Justify led wire-to-wire in yesterday’s Belmont Stakes to stride into the history books as our 13th Triple Crown winner.
It seemed at times that Justify was up against not just the best three-year-old colts of his class, but against all of racing history as well.
First, there was the “curse of Apollo,” so named after the last unraced-as-a-two-year-old to win the Kentucky Derby, way back in 1882. No horse had managed to accomplish this task since then, though many had tried. Justify outran the 20-horse field in the rainiest Derby in history and silenced the critics.
For a time, anyway — when the colt suffered a stone bruise in the aftermath of the sloppy Derby, the critics came back in full force, doubting everything from Justify’s soundness to his trainer Bob Baffert’s abilities as a horseman to his connections’ ability to make the right decision for their horse’s future. The bruise was resolved. Justify trained, apparently better than ever.
Then there was the Preakness, an eerie race run in such a dense fog that at times the horses were nearly invisible: Justify was forced to duel early with Good Magic, then held off late runs from Bravazo and Tenfold to keep the Triple Crown dream alive. But it was not enough to simply win: again, the critics raised their voices with their doubts about the horse’s ability to go the mile and a half, the way he was nearly caught at the wire, his readiness to run yet again in just a few short weeks.
And on Saturday evening came the Belmont Stakes, the fateful “test of the champion” that had broken so many Triple Crown dreams, proving to be an impossible feat for so many who had come before him. But as the gates flashed open, Justify bounded from stall one right to the lead, and never looked back:
With stablemate Restoring Hope a length behind, Justify under Mike Smith set a fast opening quarter, then relaxed the pace into the backstretch with much of the field biding its time. Into the turn, Restoring Hope began to fade, with Kentucky Derby runner Vino Rosso uncoiling to move up on the leader.
But Smith had yet to ask Justify for anything — the big chestnut strode on, Vino Rosso toiling in his wake, Hofburg beginning to move up the field and Gronkowski cruising up the rail. Into the stretch, Smith asked the question, and Justify answered, holding off Vino Rosso and the imperious Gronkowski, striding easily home a length and a half in front.

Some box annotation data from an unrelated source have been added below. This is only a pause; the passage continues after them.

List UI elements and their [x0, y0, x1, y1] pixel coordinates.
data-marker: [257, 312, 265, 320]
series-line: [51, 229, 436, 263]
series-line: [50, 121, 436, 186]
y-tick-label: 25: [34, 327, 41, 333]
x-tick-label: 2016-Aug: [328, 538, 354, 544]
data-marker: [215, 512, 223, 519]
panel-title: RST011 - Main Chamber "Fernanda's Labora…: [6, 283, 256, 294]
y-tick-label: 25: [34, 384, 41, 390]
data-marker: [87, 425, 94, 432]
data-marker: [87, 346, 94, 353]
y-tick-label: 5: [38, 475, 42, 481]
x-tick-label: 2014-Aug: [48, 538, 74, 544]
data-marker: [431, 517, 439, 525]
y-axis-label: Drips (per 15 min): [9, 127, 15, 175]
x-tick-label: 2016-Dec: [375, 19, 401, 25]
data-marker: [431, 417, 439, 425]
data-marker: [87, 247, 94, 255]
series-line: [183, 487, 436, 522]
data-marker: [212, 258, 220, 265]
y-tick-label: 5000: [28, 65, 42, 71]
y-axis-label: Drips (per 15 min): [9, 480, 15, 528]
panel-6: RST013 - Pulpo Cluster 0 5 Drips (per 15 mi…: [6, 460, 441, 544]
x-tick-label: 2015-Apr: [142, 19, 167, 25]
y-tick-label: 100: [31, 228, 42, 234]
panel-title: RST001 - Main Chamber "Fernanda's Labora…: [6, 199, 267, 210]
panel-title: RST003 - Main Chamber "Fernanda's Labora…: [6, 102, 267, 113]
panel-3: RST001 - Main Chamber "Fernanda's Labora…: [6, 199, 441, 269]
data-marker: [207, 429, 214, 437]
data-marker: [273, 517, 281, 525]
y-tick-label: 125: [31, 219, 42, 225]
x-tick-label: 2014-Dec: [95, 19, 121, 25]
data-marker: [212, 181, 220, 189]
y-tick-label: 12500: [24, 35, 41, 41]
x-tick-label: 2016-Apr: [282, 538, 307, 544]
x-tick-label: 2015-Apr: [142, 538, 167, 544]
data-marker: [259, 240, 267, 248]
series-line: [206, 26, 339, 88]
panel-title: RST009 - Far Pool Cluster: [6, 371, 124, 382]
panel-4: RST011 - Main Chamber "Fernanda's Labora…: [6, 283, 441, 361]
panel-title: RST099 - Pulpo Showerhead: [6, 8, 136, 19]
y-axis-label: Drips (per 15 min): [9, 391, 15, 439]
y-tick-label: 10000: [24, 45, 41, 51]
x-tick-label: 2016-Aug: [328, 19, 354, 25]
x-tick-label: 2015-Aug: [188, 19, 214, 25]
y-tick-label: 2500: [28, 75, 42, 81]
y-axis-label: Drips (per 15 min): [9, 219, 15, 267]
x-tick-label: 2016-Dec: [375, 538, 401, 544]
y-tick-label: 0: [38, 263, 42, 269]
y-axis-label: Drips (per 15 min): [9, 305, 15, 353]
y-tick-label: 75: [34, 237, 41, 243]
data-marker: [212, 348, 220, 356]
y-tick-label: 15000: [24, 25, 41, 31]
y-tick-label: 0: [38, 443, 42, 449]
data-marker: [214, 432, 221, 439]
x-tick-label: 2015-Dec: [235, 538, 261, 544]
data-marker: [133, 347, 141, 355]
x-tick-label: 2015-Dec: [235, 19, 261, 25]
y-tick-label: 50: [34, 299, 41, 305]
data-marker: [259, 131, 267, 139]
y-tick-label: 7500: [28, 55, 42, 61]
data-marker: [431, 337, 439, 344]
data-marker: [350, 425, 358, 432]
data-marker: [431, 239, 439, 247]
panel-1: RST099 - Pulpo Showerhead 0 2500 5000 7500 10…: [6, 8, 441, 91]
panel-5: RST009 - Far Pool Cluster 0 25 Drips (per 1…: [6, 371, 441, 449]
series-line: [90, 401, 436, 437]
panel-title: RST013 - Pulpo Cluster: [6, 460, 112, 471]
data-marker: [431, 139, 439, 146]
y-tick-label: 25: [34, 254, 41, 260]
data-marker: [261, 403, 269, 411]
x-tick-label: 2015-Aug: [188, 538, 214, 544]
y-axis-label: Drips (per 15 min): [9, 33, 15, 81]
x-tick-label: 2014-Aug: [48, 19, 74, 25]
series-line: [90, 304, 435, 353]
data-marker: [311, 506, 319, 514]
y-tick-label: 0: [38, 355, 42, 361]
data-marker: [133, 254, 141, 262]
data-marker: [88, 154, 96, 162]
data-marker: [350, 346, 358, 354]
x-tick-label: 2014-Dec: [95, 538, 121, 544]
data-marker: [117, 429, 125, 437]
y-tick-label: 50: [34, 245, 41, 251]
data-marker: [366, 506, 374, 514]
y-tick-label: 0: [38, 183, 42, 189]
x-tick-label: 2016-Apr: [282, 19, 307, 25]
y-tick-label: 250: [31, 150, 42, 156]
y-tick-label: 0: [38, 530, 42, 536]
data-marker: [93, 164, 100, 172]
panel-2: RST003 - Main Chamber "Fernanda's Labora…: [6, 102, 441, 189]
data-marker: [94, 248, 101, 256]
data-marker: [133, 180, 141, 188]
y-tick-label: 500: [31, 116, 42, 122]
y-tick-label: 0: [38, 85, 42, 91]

As the son of Scat Daddy crossed under the wire, Mike Smith was sitting cool: no showboating, just quiet emotion, the enormity of what he and Justify had just accomplished sinking in.
Justify becomes the thirteenth Triple Crown winner, and the second winner with an undefeated record since Seattle Slew. It’s unknown right now where the horse, owned by Winstar, China Horse Club, Starlight Racing and Head of Plains Partners, will be pointed next — whether he will retire to stud, take a break, or head for the summer stakes and perhaps eventually the Breeders’ Cup.
But for now, the Triple Crown is enough. Thank you, Justify.